Whether as the UK’s Attaché in Washington, the UN’s military advisor in Afghanistan, strategy director for a US combatant command and principal coordinator for their global military coalition to defeat ISIS, Deputy Commanding General of a warfighting corps, NED for a major brownfield land remediation project, CIO of a central government department or data transformation lead for one of Europe’s largest data controllers, his many experiences have honed his natural strategic, organisational and leadership instincts, which he uses to support private-sector clients in their quest for purpose, opportunity and method. 

CLIENTS, PARTNERS, ASSOCIATES & FRIENDS

Tim was the UK’s Attaché to the United States in Washington DC, working with the Chief of Staff of the United States Army and the UK’s Chief of the General Staff to recalibrate cooperation in the light of changing circumstances and conclude an unprecedented bilateral agreement.

Tim’s political acumen and stakeholder management skills were essential to him as senior military advisor to the United Nations Special Representative in Afghanistan. He worked closely with the International Security Assistance Force commander, NATO’s senior civilian representative, Afghan government ministers and international community Ambassadors to cohere civil and military plans and activities in challenging circumstances.

Tim was appointed to coordinate the international military coalition against ISIS at a campaign level. He worked with senior national representatives and their governments, and with the US Departments of Defense and State, to align the disparate aims and objectives of coalition members in common cause, accommodate their political, diplomatic and capability constraints, negotiate and plan national contributions, and optimise the synchronised composition of a deployed force for tactical commanders to use on the ground.

As Deputy Commanding General of III (US) Corps, Tim helped resuscitate the support functions of this 100,000-strong warfighting formation when it reverted to large-scale armoured manoeuvre, following a decade of counter-insurgency operations. Under his leadership, soldier unavailability-for-deployment was reduced by over 5%, equivalent to an entire brigade, and equipment serviceability was restored to the exacting levels required in US Army units, of over 90% fully mission capable.

As a Non-Executive Director on the board of the South Tees Site Company, Tim brought external perspective and challenge, and personal experience of government procurement. STSC’s purpose was to keep safe the 2,500-acre brownfield site of SSI’s former works and decontaminate the land, as part of the UK’s largest regional redevelopment scheme – Teesworks.

Tim was Digital Data and Technology Director at the Department for Business, Energy and Industrial Strategy soon after it was created by a reorganisation of the Machinery of Government. He faced all the hallmarks of a post-merger organisation in need of integration.
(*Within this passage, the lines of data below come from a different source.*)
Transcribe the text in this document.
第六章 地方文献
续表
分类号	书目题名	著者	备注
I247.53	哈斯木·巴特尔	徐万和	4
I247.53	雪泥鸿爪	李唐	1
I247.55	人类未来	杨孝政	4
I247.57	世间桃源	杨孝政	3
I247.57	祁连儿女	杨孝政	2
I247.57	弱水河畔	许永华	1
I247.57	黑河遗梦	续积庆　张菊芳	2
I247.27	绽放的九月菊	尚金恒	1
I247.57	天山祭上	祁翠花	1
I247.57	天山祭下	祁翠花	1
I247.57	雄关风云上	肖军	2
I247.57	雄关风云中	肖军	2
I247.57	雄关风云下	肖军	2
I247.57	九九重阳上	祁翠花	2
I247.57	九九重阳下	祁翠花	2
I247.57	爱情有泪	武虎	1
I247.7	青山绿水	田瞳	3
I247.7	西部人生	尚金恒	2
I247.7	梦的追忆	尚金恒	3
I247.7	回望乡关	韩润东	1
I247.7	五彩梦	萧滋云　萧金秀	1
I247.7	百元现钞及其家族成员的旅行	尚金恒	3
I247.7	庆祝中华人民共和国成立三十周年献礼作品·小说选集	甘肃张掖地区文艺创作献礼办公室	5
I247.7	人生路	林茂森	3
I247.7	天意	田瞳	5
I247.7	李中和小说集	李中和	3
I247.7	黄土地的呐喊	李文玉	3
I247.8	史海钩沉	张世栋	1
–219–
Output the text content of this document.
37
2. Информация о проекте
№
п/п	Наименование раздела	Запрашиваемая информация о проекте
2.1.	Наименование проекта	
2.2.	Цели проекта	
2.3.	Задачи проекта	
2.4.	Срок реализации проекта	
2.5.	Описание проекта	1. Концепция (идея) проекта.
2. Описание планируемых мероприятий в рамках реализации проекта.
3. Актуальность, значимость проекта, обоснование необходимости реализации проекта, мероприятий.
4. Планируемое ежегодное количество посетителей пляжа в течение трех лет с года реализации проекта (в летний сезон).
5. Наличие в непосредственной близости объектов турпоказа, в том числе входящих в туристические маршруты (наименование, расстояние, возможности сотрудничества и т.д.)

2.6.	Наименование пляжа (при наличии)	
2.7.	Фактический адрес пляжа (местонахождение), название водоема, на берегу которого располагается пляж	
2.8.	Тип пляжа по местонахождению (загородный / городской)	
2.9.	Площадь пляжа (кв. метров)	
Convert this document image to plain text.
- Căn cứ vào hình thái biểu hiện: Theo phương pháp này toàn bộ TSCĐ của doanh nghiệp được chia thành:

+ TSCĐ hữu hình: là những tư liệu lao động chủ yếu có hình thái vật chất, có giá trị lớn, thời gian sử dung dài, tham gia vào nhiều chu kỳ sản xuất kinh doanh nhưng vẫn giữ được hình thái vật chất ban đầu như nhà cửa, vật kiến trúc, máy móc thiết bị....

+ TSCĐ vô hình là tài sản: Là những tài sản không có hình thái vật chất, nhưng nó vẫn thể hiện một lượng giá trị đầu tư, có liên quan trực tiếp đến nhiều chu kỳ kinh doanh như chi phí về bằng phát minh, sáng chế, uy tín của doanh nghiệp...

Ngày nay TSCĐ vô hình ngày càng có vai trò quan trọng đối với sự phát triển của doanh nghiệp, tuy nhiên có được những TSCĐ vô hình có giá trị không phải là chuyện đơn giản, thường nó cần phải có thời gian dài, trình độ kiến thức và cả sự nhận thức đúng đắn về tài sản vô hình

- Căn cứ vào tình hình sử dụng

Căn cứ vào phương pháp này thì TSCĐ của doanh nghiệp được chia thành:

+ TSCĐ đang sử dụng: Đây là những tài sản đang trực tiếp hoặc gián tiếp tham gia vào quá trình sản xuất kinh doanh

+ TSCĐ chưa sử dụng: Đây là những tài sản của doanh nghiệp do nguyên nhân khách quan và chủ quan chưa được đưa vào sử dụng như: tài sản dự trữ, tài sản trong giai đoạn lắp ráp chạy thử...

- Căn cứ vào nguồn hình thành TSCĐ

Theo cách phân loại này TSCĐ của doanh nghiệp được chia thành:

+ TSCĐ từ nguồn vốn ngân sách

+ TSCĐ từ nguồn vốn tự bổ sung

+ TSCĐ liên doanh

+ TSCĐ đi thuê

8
He took charge of several major high-risk change programmes and steered them back on track, to provide the enabling digital capabilities for organisational transformation.

Tim’s appointment as HM Revenue & Custom’s data transformation director was the first time such a role had been positioned on the ‘business side’ of the organisation, rather than on the ‘technical side’, an acknowledgement that data is the lifeblood of a data-dependent organisation and that it took more than just the application of technology to become ‘data-driven’. The resulting strategy, roadmap and whole-of-business change implementation – which continues – reflected the pan-organisational buy-in he imbued.